Eingeladen waren vier Impulsgeberinnen. Prof. Dr. Elke Kleinau von der Universität zu Köln beleuchtete als langjähriges Mitglied des Vorstands der Deutschen Gesellschaft für Erziehungswissenschaft die Perspektiven und Grenzen der Aufarbeitung des Umgangs mit sexueller Gewalt in einer Fachgesellschaft. Prof. Dr. Meike S. Baader von der Universität Hildesheim bündelte und systematisierte ihre Erfahrungen mit dem Umgang in der sich als reflexiv und selbstkritisch verstehenden Disziplin Erziehungswissenschaft mit Aufarbeitungsprozessen. Prof. Dr. Heidemarie Winkel aus der Bielefelder Soziologie-Fakultät beleuchtete die Mechanismen der Verdeckung sexualisierter Gewalt vor dem Hintergrund der Verkennung symbolischer Herrschaft in Religion.
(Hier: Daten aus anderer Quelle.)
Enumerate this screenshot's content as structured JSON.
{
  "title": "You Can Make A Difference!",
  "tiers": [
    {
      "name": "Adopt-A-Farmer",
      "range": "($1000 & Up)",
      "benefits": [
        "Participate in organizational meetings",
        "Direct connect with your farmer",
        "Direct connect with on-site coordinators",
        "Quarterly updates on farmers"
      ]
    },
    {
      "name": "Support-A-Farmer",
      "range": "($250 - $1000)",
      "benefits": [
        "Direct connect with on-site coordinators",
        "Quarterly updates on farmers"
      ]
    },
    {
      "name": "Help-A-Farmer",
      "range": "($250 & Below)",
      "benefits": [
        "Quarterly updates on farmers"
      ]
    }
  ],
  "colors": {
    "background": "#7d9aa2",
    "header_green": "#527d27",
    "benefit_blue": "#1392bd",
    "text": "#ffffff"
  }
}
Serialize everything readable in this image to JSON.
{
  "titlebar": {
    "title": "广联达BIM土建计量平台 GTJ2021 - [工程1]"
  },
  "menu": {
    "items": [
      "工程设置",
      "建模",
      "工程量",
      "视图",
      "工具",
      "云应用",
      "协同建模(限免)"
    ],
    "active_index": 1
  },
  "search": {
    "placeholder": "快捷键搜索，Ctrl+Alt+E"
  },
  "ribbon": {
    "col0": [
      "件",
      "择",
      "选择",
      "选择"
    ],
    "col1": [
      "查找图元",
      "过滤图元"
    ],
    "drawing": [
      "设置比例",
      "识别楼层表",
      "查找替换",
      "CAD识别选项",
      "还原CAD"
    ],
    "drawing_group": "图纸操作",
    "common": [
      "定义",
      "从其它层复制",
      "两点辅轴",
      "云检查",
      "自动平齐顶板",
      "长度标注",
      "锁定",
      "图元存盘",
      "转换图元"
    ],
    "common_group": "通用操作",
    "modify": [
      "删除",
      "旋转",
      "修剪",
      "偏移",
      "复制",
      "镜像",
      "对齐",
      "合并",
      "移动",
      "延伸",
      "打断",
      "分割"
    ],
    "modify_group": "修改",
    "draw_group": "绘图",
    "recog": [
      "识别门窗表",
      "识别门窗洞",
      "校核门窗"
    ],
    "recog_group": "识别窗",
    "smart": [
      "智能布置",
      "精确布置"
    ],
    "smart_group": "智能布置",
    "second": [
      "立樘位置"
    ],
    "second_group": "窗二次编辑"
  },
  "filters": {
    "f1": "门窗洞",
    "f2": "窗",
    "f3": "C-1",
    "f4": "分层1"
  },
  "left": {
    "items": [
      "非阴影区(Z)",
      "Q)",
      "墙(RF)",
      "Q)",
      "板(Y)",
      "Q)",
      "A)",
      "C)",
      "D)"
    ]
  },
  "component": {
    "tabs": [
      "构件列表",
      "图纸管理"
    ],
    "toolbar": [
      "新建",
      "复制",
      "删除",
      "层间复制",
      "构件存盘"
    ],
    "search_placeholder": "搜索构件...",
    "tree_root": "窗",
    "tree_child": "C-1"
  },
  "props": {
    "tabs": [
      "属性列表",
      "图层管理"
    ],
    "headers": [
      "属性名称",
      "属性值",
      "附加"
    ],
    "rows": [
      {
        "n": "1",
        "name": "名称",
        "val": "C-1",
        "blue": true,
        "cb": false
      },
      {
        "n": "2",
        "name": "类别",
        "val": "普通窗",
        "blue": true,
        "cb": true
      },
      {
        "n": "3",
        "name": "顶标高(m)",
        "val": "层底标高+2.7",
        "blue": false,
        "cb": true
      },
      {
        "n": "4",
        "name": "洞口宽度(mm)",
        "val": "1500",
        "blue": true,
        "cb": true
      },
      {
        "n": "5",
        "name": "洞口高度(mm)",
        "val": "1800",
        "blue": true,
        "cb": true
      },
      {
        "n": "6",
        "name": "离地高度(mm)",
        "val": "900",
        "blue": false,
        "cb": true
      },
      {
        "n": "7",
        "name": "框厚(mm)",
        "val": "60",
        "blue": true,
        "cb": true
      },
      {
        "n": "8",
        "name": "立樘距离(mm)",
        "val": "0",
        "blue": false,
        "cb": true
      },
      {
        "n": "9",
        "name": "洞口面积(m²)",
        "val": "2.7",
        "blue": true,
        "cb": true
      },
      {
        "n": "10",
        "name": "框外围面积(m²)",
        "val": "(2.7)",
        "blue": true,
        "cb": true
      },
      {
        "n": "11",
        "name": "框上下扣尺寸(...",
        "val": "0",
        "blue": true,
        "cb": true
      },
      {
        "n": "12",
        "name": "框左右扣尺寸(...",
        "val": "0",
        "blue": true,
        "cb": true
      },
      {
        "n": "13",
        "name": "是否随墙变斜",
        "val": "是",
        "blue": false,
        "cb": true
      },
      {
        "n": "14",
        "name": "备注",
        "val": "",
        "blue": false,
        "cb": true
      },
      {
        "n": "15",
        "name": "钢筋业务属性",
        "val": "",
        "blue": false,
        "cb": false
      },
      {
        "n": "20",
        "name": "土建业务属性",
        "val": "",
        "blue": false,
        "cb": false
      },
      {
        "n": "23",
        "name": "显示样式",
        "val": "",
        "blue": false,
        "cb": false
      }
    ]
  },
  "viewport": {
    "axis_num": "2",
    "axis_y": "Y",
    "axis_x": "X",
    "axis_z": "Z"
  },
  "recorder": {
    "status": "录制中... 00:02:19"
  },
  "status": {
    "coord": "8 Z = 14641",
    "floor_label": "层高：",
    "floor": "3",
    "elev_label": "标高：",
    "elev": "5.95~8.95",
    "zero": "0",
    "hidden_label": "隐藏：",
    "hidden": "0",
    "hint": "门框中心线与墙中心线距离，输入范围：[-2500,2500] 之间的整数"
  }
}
In der Diskussion zeigten sich bemerkenswerte Parallelen zur Erziehungswissenschaft“. Die diesjährige Gender-Gastprofessorin der Fakultät für Erziehungswissenschaft, Dr. Marlene Kowalski von die Diakonie Deutschland, konnte nicht nur Gründe für die Verdeckung von sexualisierter Gewalt in Disziplin und Profession aufzeigen, sondern destillierte daraus auch hilfreiche Anregungen für organisationale Konsequenzen.
Die statusübergreifenden Diskussionen – auch in Form eines World-Cafés – kreisten um die Frage, wo die Fakultät Verantwortung trägt. Es konturierten sich in den Gesprächen die kritische Reflexion von Erziehung, Unterricht, Beratung und Bildung als Beziehungsgeschehen, sowie der disziplinäre Umgang mit Macht und Sexualität und deren je spezifische Symbolisierungen, also die professionsbezogene Thematisierung bzw. De-Thematisierung der Gestaltungspraxen von Nähe und Distanz. Als wichtig erwies sich auch der Blick auf spezifische Vulnerabilitäten und Betroffenheiten von sexualisierter Gewalt entlang vergeschlechtlicher, ableistischer, rassifizierter Strukturierungen, die Bedeutung der präzisen Benennung von Gewalt und Übergriffen als Unrecht und in dem Kontext auch das Sichtbarwerden organisationaler Schweigepraktiken, etwa durch fachsprachliche Umdeutung, De-Thematisierung oder die – auch medial geführten – Gegendiskurse von Aufarbeitungsprozessen.
Die Fülle der Themen und Fragen machten deutlich, dass das Symposium nur als Auftakt dienen konnte, der zumindest als Anstoß zur weiteren Aufarbeitung leisten kann. Diese Aufarbeitung und Selbstthematisierung werden gerade auch am Standort Bielefeld von der Fakultät intensiv weiter zu führen sein, so zumindest die Statements der Abschlussrunde.